Guanín, tumbaga, and caricuri: Gold in the Spanish Caribbean enterprise
The discovery and colonization of the American continent changed the course of
history for Europeans and Indigenous peoples alike. The cultural and material
exchanges that began when Columbus first reached the Antilles in 1492
revolutionised the Old World’s economy and subsistence system. Specifically, silver
mining exploitation in the Andean region of modern-day Peru and Bolivia propelled
and sustained Spanish global trading dominance until the end of the colonial period.
In the paper, I focus on the very first period of contact (ca. 1492-1540) in the
Caribbean (modern Antilles, Colombia, Venezuela and Panama) between Spaniards
and Indigenous peoples, when gold was the most important metal traded by the
Spaniards to Europe. Relying on Spanish chronicles (Columbus, Martyr d’Anghiera,
Fernández de Oviedo, Juan de Castellanos, among others) and documents from the
Archivo General de Indias, in Seville, I reconstruct the place of gold in the early years
of the Spanish colonial enterprise in the continent, culminating in the foundation
and abandonment of Santa María de la Antigua, capital of Castilla de Oro (Golden
Castile) in the Darién, between 1510 and 1524. What did the Spanish understand
about Indigenous metalworking techniques and sensibility towards the material? Did
Indigenous notions regarding precious metallurgy influence the Spaniards’ way of
thinking about gold, its uses and values in the New World? To what extent can we
separate reliable information regarding Indigenous Caribbean metalworking
traditions in these early accounts from the aspirations, fears, and hopes that gold
encapsulated for the conquistadors in a yet unknown land? Soon a catalyst for the
most exploitative and violent strategies of colonization, gold never lost its symbolic
and even supernatural influence on the invading Spaniards.
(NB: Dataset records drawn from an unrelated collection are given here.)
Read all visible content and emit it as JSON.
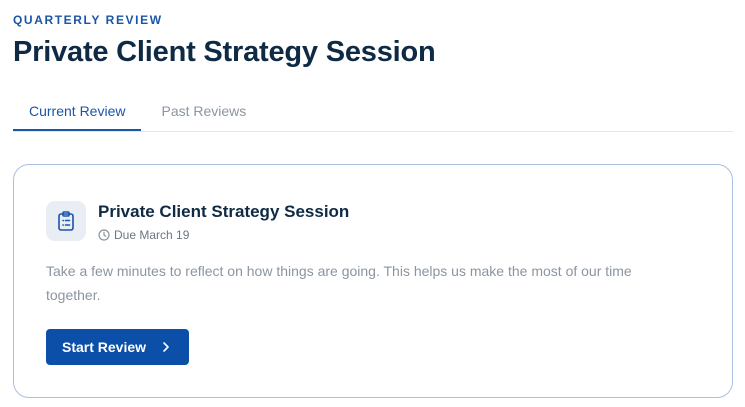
{
  "header": {
    "eyebrow": "QUARTERLY REVIEW",
    "title": "Private Client Strategy Session"
  },
  "tabs": [
    {
      "label": "Current Review",
      "active": true
    },
    {
      "label": "Past Reviews",
      "active": false
    }
  ],
  "card": {
    "icon": "clipboard-list-icon",
    "title": "Private Client Strategy Session",
    "due_icon": "clock-icon",
    "due": "Due March 19",
    "description": "Take a few minutes to reflect on how things are going. This helps us make the most of our time together.",
    "button_label": "Start Review",
    "button_icon": "chevron-right-icon"
  },
  "colors": {
    "accent": "#1a55a8",
    "button": "#0b4fa8",
    "title": "#0f2a44",
    "muted": "#8b95a1",
    "card_border": "#a9c0de"
  }
}
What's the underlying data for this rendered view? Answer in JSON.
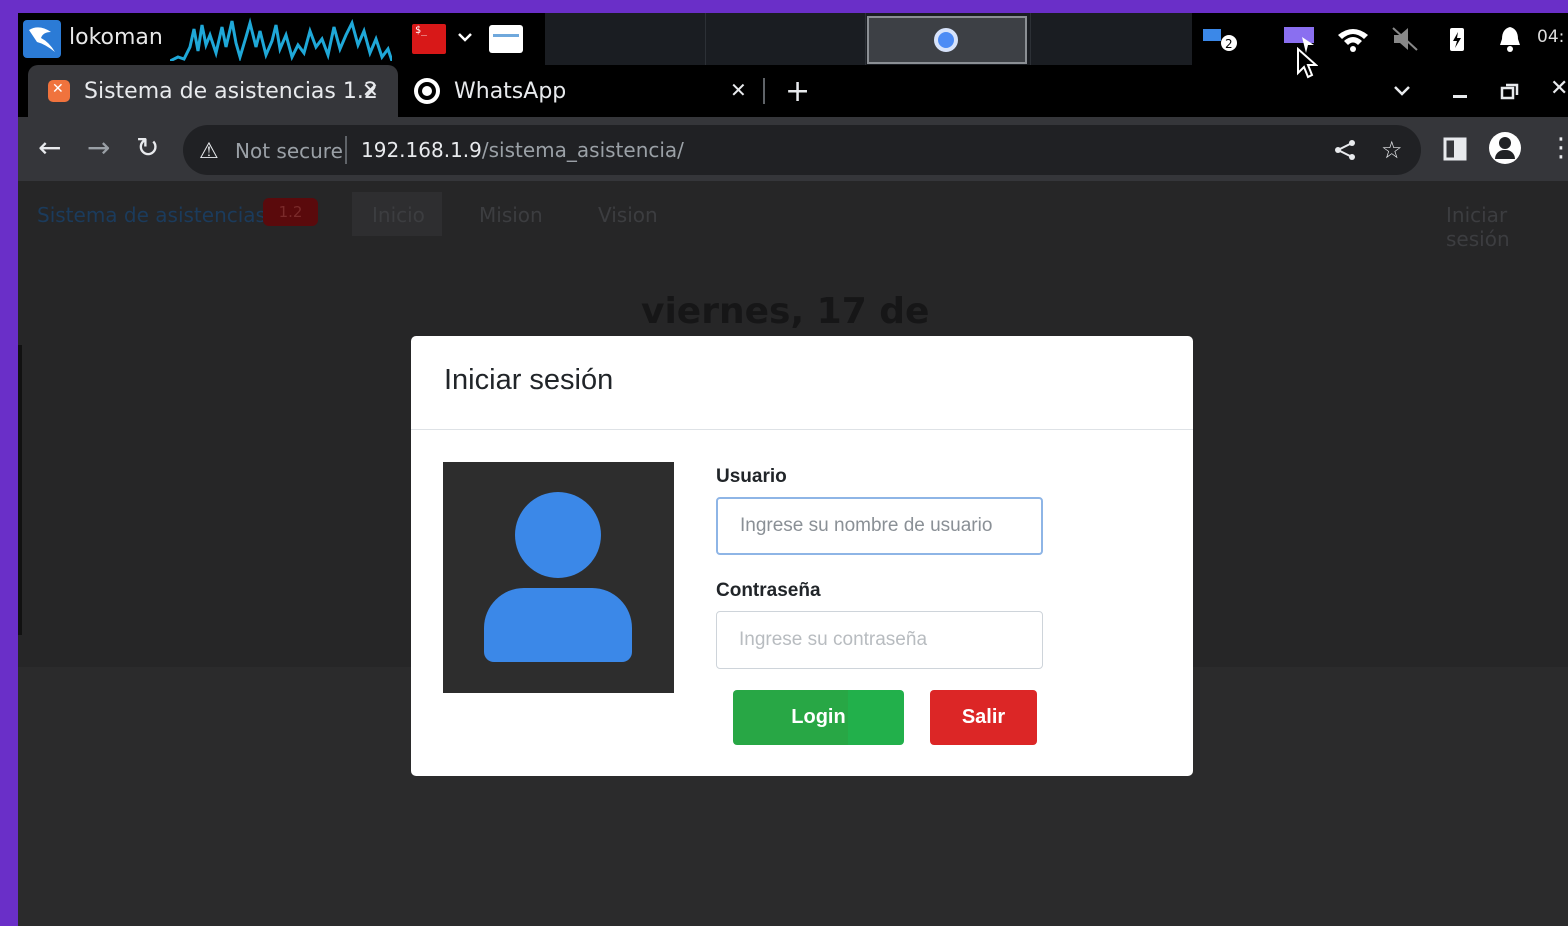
{
  "taskbar": {
    "user_label": "lokoman",
    "terminal_glyph": "$_",
    "clock_text": "04:",
    "notification_count": "2"
  },
  "browser": {
    "tabs": [
      {
        "title": "Sistema de asistencias 1.2",
        "active": true
      },
      {
        "title": "WhatsApp",
        "active": false
      }
    ],
    "security_label": "Not secure",
    "url_host": "192.168.1.9",
    "url_path": "/sistema_asistencia/"
  },
  "site": {
    "brand": "Sistema de asistencias",
    "version_badge": "1.2",
    "nav_links": [
      "Inicio",
      "Mision",
      "Vision"
    ],
    "login_link": "Iniciar sesión",
    "date_heading": "viernes, 17 de"
  },
  "modal": {
    "title": "Iniciar sesión",
    "username_label": "Usuario",
    "username_placeholder": "Ingrese su nombre de usuario",
    "password_label": "Contraseña",
    "password_placeholder": "Ingrese su contraseña",
    "login_button": "Login",
    "exit_button": "Salir"
  },
  "colors": {
    "desktop_bg": "#6a2fc8",
    "login_green": "#28a745",
    "exit_red": "#dc2626",
    "avatar_blue": "#3b88e8"
  }
}
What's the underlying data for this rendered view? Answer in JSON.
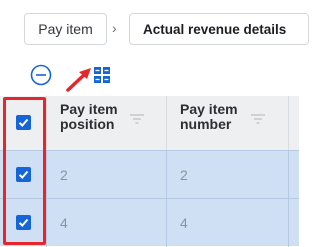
{
  "breadcrumb": {
    "items": [
      {
        "label": "Pay item"
      },
      {
        "label": "Actual revenue details"
      }
    ],
    "separator_icon": "chevron-right-icon"
  },
  "toolbar": {
    "collapse_icon": "minus-circle-icon",
    "grid_icon": "grid-settings-icon",
    "annotation": "red-arrow-icon"
  },
  "table": {
    "columns": [
      {
        "label": "Pay item position"
      },
      {
        "label": "Pay item number"
      }
    ],
    "select_all_checked": true,
    "rows": [
      {
        "checked": true,
        "cells": [
          "2",
          "2"
        ]
      },
      {
        "checked": true,
        "cells": [
          "4",
          "4"
        ]
      }
    ]
  },
  "colors": {
    "accent": "#1565d8",
    "selected_row": "#cfe0f5",
    "header_bg": "#eeeff1",
    "highlight": "#e5262d"
  }
}
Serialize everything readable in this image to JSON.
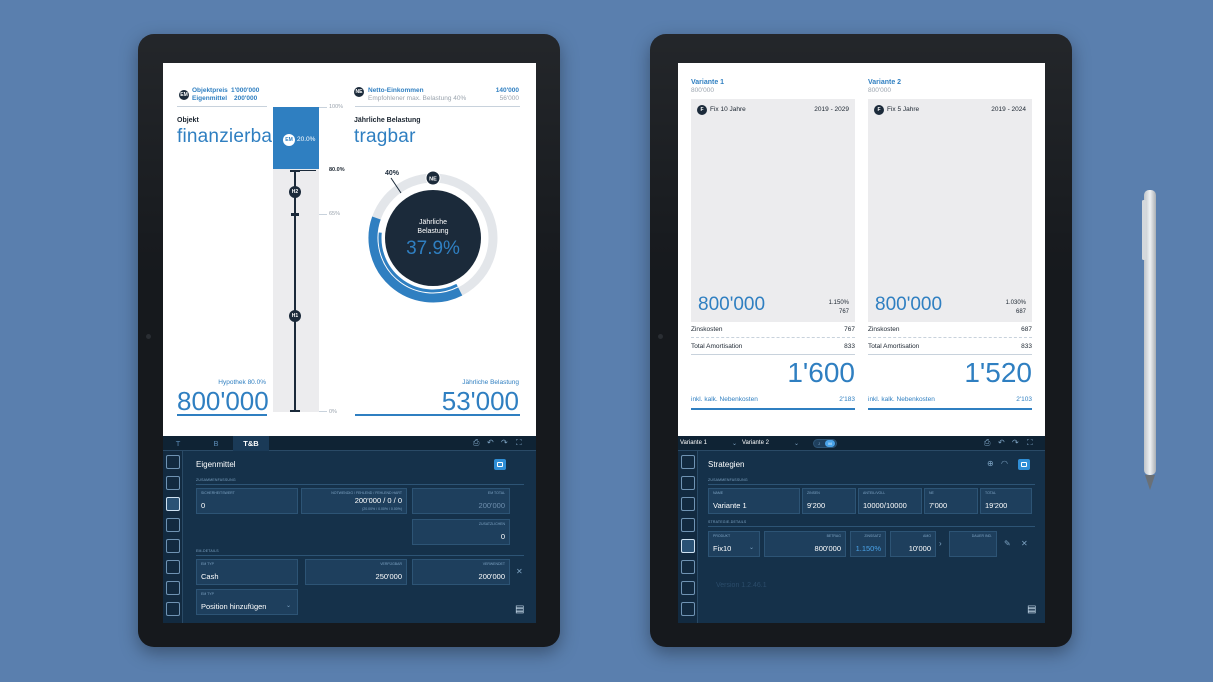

What resulted was an
amalgam of old concepts brought from Europe, new words and experiences acquired
on the ground, and projections and expectations moving forward.
Alessia Frassani obtained her PhD in Art History from the Graduate Center of the City
University of New York. She was Assistant Professor of Pre-Columbian and Colonial
Art History at the Universidad de Los Andes, Bogotá (2010-2013) and Postdoctoral
Researcher at the Faculty of Archaeology of Leiden University in the Netherlands
(2013-2017). She has published two books on Mexican topics (Building Yanhuitlan.
Art, Politics, and Religion in the Mixteca Alta, 2017 and Mesoamerican Codices:
Calendrical Knowledge and Ceremonial Practice in Indigenous Religion and History,
2021) and several essays on pre-Columbian and colonial Colombian art, focussing on
the Caribbean cultural exchange, Indigenous art history, and colonial painting.